Ed Driscoll

The Long and Short of It

Glenn Reynolds looks at the long game versus the short game of CNN’s stonewalling on Eason Jordan. Coming less than two years after their infamous “The News We Kept To Ourselves” admission, six years after their faked “Tailwind” report (that claimed that the US used nerve gas in Vietnam), many chickens are coming how to roost in Ted Turner’s old henhouse, to stretch a metaphor far, far beyond its breaking point.

But this point by Jim Geraghty, which Glenn also links to, is key:

If the Davos organizers refuse to release [the videotape of Jordan’s statement], and CNN refuses to call for its release, and the BBC refuses to call for its release, and every other news agency refuses to call for its release…

…then remember this, the next time the media gets up on a high horse about the public’s right to know. Remember this the next time Dick Cheney has a meeting with energy executives. Remember this the next time reporters complain about Bush not holding enough press conferences, and not doing enough interviews. Remember this the next time they talk about the importance of a free press, and an informed citizenry.

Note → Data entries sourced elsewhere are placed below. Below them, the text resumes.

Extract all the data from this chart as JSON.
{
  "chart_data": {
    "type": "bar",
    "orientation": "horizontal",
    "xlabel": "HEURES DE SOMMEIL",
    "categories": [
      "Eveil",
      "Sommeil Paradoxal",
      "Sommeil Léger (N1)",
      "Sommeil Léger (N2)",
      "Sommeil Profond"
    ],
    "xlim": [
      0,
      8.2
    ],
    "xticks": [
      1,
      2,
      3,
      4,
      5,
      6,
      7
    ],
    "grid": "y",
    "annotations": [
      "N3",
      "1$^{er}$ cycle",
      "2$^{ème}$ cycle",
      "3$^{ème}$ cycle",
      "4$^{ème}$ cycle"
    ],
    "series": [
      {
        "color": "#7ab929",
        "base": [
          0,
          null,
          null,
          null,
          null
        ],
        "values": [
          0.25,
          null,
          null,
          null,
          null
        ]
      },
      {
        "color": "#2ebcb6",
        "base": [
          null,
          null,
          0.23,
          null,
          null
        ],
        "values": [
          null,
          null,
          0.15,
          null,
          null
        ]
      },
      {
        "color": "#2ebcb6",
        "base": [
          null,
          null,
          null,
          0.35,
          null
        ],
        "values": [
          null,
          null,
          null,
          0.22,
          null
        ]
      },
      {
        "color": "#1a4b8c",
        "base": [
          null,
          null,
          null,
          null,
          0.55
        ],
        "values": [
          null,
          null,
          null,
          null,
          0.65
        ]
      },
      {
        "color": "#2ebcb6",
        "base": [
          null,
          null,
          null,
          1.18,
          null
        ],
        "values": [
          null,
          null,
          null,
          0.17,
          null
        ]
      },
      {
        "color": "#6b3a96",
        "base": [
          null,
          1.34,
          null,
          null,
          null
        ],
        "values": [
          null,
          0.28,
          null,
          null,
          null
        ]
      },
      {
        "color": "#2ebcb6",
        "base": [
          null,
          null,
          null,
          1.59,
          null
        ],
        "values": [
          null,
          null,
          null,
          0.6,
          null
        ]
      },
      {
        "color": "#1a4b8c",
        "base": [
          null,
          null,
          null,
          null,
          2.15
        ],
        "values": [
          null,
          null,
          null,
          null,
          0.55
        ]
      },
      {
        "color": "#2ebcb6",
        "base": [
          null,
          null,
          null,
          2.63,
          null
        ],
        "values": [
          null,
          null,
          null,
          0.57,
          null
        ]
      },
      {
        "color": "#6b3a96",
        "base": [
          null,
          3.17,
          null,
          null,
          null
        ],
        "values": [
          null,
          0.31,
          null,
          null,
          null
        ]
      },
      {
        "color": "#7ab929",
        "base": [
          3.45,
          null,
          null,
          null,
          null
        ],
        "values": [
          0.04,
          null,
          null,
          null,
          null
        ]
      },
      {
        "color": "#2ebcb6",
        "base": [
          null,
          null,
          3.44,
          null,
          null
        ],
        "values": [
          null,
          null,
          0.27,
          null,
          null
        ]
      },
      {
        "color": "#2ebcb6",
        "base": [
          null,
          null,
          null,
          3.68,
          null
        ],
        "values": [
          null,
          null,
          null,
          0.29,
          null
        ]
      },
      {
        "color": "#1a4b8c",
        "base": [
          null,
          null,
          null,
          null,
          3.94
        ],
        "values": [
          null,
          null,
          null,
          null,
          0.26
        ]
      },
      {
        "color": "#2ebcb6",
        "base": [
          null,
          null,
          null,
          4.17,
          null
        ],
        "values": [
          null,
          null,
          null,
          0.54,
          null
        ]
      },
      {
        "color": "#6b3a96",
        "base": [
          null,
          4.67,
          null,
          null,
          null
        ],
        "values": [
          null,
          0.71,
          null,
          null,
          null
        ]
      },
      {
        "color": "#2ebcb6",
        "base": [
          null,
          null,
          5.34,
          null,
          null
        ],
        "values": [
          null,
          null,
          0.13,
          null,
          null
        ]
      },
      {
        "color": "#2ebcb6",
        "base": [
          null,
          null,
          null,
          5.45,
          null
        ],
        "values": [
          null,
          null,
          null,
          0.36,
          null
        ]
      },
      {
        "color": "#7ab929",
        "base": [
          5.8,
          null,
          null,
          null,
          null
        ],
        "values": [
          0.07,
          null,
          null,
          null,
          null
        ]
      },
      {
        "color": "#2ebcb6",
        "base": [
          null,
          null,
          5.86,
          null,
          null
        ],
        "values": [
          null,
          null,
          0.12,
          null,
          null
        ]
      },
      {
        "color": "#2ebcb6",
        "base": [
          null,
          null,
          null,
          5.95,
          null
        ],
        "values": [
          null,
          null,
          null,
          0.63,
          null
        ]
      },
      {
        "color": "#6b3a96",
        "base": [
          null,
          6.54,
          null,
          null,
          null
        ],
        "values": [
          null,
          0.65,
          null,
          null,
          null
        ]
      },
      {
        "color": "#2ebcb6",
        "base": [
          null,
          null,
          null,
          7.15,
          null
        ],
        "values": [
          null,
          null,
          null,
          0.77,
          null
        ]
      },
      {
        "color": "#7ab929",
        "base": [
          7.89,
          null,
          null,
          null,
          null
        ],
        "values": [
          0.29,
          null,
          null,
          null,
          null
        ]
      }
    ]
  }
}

Because it’s all conditional. None of this applies when the situation includes a media executive says something in a big forum that he later realizes he doesn’t want the public to hear. Then all of a sudden, none of this matters, because it’s bad form for other news agencies to look into the story if he wants it to go away. “Bad manners, old chap. We journalists have to stick together.”

Once again, the left–and especially the media–has become what it once claimed to hate: Richard Nixon, circling the wagons around Watergate.